Ted Stevens is winning? That's repulsive. And it's a very bad omen for the rebuilding of a sane, honest, principled Republican Party that a smart decent guy like John Sununu got thumped while Ted Stevens got reelected. More broadly, the extinction of New England Republicanism seems to me a bad thing-- the GOP that is the regional party of the resentful South is a particularly unattractive opposition party. On the other hand, it's a wonderful thing that (apparently) three states of the Confederacy voted for Obama.

Yay for the marijuana referenda, boo for the marriage referenda-- and I really hope that California Prop 8 isn't construed retroactively so as to annul existing marriages.

The Bob Barr campaign was a mess, and by any reasonable measure the enterprise of trying to advance libertarian ideas with third-party presidential candidates seems overdue for retirement. (The teenage LP activist who still lives in my memory is very angry at me for writing that sentence.) But I can't help it-- I'm pleased to see Barr's vote exceed the two-party gap in an important state that then tilted Democratic, North Carolina. (And southern Libertarians are traditionally more likely to be Republican voters otherwise, so it's very plausible that Barr tipped the state.) That does at least send a tiny little but audible signal to the Republicans that the big-spending, trade-undermining, civil-liberties-attacking path of the Bush years cost them some small-government voters who they can't take for granted.

Twenty years ago I hadn't heard of Barack Obama, so I don't have twenty years worth of belief that he could never be president to overcome. Twenty years ago I very much had heard of Joe Biden, and watching the scene in Grant Park on TV my brain kept skipping a beat at seeing him up there. I have twenty years worth of accumulated belief that he was never rising above his Senate seat, and changing that belief is taking some work.

While I think Obama will be more purely his own man and less the product of competing pressure groups on his staff than any president since, well, let's say LBJ, I'm still very happy to hear of the Rahm Emanuel invitation. It's good news for the fight to save NAFTA from Obama's Ohio primary rhetoric, since Emanuel was one of the champions of NAFTA ratification in 1993.

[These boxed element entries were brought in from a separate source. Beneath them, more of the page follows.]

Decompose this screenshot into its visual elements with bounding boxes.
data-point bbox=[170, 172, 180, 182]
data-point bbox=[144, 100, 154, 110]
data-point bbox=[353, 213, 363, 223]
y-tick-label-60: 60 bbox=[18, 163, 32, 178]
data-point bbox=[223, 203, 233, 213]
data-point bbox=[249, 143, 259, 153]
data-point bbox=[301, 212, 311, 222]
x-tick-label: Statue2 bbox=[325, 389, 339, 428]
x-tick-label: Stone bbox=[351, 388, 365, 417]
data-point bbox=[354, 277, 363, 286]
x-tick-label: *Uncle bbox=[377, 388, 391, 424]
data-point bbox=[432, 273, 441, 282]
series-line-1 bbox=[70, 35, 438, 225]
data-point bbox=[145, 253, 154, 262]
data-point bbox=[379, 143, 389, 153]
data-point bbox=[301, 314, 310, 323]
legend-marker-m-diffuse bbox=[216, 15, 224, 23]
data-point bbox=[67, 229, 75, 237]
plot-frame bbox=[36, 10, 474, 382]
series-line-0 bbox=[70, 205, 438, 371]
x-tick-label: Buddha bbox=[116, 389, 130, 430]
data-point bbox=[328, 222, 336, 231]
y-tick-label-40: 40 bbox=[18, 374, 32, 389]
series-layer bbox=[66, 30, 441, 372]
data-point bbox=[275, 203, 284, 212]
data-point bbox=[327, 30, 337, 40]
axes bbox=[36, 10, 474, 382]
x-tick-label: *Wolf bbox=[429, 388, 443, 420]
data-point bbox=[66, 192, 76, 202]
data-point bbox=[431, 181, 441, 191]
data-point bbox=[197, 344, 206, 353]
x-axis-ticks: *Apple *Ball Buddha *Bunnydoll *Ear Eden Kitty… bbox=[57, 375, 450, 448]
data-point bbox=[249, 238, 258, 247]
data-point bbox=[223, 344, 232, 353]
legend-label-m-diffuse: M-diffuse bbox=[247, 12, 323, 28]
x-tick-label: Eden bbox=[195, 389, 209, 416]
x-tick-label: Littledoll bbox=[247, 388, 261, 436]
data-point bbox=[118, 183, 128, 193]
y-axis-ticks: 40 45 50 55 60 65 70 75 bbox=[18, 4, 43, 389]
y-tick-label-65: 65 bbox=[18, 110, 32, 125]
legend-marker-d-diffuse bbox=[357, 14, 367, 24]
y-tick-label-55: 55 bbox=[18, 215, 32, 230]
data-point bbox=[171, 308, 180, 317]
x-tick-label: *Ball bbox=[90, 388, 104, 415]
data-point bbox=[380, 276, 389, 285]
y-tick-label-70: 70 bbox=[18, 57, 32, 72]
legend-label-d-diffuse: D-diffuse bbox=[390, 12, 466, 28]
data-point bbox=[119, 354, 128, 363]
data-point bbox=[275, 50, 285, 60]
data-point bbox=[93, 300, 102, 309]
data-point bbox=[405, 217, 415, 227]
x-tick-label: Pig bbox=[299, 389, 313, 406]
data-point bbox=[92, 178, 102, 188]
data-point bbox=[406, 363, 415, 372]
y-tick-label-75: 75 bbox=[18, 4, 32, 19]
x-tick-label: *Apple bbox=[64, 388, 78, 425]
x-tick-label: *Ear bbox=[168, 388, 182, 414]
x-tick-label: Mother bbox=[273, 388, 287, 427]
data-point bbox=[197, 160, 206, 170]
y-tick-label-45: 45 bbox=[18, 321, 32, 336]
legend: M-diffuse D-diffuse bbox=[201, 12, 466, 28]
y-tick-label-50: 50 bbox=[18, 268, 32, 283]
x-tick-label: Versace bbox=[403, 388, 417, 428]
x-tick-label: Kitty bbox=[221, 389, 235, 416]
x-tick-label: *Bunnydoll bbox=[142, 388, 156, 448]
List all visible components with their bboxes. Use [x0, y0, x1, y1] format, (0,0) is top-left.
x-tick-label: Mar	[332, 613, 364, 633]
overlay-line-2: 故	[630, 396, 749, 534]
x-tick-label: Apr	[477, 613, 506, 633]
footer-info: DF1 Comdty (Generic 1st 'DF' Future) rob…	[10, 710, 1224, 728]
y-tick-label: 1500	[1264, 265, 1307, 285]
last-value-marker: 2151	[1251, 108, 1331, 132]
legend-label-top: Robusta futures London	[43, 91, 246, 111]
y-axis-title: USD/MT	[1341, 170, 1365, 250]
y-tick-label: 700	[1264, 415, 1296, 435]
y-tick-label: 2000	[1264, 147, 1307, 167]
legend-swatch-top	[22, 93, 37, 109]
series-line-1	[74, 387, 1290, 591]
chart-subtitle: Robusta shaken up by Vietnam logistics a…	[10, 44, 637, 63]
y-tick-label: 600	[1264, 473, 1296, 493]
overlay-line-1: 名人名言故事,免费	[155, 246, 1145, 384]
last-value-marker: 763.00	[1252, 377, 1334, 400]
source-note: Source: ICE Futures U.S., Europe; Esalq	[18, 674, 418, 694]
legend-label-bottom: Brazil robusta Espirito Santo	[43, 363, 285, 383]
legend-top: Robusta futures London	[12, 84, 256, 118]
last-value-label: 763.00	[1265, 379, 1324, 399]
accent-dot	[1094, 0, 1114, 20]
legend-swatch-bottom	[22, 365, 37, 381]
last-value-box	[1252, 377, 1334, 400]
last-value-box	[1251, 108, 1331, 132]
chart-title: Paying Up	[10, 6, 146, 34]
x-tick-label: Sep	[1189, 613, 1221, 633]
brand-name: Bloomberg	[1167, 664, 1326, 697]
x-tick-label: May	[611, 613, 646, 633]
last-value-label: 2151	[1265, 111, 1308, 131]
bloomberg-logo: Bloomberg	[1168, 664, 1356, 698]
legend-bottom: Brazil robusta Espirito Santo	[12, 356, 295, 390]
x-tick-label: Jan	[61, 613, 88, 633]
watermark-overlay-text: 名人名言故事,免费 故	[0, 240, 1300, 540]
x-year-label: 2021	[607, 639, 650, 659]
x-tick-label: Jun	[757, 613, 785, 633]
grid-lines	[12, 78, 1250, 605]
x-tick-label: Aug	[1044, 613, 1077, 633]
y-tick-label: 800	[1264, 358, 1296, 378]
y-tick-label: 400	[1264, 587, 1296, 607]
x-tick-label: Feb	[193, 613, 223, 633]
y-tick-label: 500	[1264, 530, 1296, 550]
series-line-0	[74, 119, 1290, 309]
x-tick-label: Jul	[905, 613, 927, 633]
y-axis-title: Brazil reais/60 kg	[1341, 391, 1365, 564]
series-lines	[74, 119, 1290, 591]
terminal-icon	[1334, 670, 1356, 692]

I hear a lot of commentary about Obama seeming subdued last night, all of it at least mildly negative but noting that it's understandable less than 24 hours after the death of his grandmother. I have to say that I liked it; I like it when he's serious and sober and professorial, which is a lot of the time. (I didn't understand "professorial" being used as a term of abuse after the third debate.) Though it's hard to rank Obama and Bill Clinton as political orators, I enjoy listening to Obama more, in large part because of his calm seriousness. When Clinton feels someone's pain, he increases mine. His smile and warmth can occasionally be infectious but often strike me as flippant or self-satisfied. I loved Clinton's 2004 convention address, but always hated watching his State of the Union talks and eventually just quit doing so; and in presidential debates he always left me feeling like I was being lied to even when I wasn't. (All of this is totally compatible with the praise I sometimes heap on the Clinton presidency, the Clinton years, and the Clinton brand of New Democratic politics, by the way.) The happiness of the sneaky kid who's getting away with something never seemed far from him-- except when he exploded in anger at not getting away with something. The contrast between Clinton's heat and Obama's cool is already a commonplace, but it's true, and I'm much more at ease with Obama's style.

Moreover, to be sober about the duties and responsibilities that are now his seems entirely in order.